For decades, scientists have used mice to better understand behavior and disease. Mice are great for experiments because they are easy to hold in captivity and they reproduce quickly.
“With these organisms, you could understand what genes did by manipulating them,” says biologist Josh Rosenthal. “And that really became an indispensable part of biology.”
Rosenthal works at the Marine Biological Lab in Woods Hole, Massachusetts, where his team is using octopuses and squids instead of lab rats to run experiments.
[IMAGE 1] Octopuses and squids belong to a class of predatory mollusks called cephalopods – ocean-dwelling creatures whose evolutionary history spans more than 500 million years.
“They were the first intelligent beings on the planet,” says Professor Sydney Brenner from the Okinawa Institute of Science and Technology. In 2015, Brenner’s team successfully sequenced and analyzed the genome of the California two-spot octopus (the first time this had been done for any cephalopod).
“I ended up sequencing the octopus genome because I’m interested in how you make a weird animal,” jokes Carrie Albertin, a member of Brenner’s team who now works at the Massachusetts lab. “Most of their genes have some similarity to genes that we have and other animals have…But they seem just so otherworldly.”
In studying the genome of the California two-spot octopus, the team discovered hundreds of unique genes that don’t appear in any other animal. The team believes these genes may be involved in the octopus’s camouflage process.
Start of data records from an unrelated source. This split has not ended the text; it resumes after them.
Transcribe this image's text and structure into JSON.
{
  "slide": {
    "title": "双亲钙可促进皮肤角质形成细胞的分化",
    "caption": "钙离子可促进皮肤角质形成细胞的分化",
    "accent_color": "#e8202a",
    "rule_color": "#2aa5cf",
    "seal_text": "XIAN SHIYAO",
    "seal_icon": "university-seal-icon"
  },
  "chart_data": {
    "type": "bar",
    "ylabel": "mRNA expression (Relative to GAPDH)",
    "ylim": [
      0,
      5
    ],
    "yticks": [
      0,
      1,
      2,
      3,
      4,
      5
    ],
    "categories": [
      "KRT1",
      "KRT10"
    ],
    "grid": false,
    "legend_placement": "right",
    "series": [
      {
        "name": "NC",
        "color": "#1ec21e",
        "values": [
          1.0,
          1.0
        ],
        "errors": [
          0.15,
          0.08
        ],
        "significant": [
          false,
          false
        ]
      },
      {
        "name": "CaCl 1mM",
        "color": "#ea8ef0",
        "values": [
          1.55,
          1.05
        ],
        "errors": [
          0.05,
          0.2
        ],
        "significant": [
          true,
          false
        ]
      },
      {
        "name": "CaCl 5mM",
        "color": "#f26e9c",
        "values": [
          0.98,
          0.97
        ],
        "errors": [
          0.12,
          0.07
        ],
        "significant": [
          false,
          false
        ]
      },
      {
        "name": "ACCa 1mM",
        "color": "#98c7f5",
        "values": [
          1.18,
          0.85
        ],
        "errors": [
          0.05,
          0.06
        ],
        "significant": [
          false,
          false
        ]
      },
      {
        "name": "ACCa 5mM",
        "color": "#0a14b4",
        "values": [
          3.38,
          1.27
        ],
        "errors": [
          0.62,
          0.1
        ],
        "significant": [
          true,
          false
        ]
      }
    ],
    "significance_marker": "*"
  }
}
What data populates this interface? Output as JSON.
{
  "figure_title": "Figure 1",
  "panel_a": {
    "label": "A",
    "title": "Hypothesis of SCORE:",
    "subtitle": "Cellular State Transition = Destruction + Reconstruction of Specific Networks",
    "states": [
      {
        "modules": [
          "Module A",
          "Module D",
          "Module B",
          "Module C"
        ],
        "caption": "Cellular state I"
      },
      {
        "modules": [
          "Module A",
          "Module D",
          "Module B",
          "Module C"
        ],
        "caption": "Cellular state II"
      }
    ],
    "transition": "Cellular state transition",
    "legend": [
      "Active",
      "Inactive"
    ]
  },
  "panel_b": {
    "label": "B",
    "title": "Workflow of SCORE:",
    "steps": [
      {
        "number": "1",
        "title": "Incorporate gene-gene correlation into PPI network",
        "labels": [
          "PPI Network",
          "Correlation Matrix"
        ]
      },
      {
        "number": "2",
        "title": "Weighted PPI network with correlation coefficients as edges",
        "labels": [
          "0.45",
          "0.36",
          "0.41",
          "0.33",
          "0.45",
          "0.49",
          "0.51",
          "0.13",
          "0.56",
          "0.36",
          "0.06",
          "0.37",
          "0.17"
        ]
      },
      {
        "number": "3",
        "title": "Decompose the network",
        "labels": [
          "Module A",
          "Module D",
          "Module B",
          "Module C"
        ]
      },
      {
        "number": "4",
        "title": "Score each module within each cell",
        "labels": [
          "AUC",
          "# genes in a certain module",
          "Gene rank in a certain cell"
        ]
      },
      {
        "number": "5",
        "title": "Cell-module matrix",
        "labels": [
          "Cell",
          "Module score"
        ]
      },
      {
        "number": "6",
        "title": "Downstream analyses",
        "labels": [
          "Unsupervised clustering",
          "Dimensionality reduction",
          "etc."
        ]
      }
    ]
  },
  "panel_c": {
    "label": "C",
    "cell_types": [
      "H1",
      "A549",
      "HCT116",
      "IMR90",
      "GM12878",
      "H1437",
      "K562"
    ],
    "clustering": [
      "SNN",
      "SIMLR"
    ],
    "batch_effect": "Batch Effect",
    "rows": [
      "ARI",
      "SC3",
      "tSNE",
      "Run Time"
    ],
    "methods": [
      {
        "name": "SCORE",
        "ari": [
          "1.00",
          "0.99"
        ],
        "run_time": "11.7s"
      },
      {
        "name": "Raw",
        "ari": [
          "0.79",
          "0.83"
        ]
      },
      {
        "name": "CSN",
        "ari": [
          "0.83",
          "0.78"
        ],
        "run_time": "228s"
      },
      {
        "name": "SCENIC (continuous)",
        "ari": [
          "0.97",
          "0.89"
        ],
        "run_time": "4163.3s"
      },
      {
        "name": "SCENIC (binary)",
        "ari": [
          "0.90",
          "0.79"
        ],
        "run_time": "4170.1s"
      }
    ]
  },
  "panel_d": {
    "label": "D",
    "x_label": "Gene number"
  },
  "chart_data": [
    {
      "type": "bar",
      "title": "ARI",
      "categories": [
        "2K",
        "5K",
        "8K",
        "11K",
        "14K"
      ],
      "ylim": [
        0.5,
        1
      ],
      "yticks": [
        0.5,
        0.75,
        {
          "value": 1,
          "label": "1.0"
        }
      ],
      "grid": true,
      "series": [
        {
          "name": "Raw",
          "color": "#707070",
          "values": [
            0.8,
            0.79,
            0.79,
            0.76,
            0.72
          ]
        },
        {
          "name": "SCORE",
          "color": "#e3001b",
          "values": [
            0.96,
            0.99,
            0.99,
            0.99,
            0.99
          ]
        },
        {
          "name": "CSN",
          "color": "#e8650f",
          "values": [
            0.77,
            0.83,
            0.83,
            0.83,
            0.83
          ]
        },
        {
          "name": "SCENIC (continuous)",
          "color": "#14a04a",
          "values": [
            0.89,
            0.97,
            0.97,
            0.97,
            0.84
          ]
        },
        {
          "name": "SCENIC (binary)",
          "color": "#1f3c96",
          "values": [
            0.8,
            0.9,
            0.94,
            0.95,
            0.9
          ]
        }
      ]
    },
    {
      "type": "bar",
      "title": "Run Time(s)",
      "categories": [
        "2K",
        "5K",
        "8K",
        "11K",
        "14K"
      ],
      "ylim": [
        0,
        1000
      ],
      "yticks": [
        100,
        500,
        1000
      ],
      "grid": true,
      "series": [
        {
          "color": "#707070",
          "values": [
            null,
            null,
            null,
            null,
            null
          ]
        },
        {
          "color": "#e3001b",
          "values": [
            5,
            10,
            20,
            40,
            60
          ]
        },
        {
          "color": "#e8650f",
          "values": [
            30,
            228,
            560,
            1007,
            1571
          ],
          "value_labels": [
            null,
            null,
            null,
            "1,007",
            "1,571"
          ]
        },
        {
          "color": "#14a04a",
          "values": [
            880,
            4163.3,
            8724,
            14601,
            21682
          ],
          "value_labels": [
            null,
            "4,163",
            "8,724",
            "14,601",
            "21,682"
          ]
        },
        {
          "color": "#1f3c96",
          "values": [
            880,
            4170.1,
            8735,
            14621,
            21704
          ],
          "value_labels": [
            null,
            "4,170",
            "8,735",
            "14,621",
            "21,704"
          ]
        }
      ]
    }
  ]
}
Researchers at the Massachusetts lab hope to continue this research by studying traits such as:
- The ability to regrow limbs
- Chemosensory suckers
- Jet propulsion system
- Three heart circulatory system
- Camouflage ability
- Learning and problem-solving abilities
Ideally, this research will uncover biological adaptations and solutions that mice were unable to provide.
But the task is difficult. Unlike mice, octopuses are big, smart, and aggressive. Each specimen must be held in a separate enclosure and tanks must be secured tightly to prevent escape.
One of the team’s favorite octopus species is the pygmy zebra octopus because it reproduces often and grows no larger than a grape. The team is also studying the California two-spot octopus.
As of mid-June, the Massachusetts lab had more than 3,000 individual cephalopods under its care.
“It’s the only place on the planet that you can go where we are culturing a number of these species through every life stage, through successive generations, with the goal of creating a genetically tractable system,” says Bret Grasse, head of the Massachusetts team. “We’re going to continue to scale this program as more and more scientific communities become involved. We’ve already seen a great response in the two years that we’ve been here.”
Once a species’ genome has been mapped, the team can tinker with its genes (as we have done with mice). As their research progresses, Grasse and his colleagues are very aware of the potential ethics surrounding their work – especially because there are no federal rules concerning the treatment of octopuses.
The team takes great care to meet each animal’s food and habitat needs and does its best to make their lives free from stress.
“We’ve sort of pioneered efforts to figure out what anesthesias are useful for cephalopods,” adds Rosenthal. “We’ve tried to be quite preemptive on this, in putting together what I think, in the US, is a one-of-a-kind policy for cephalopod research here.”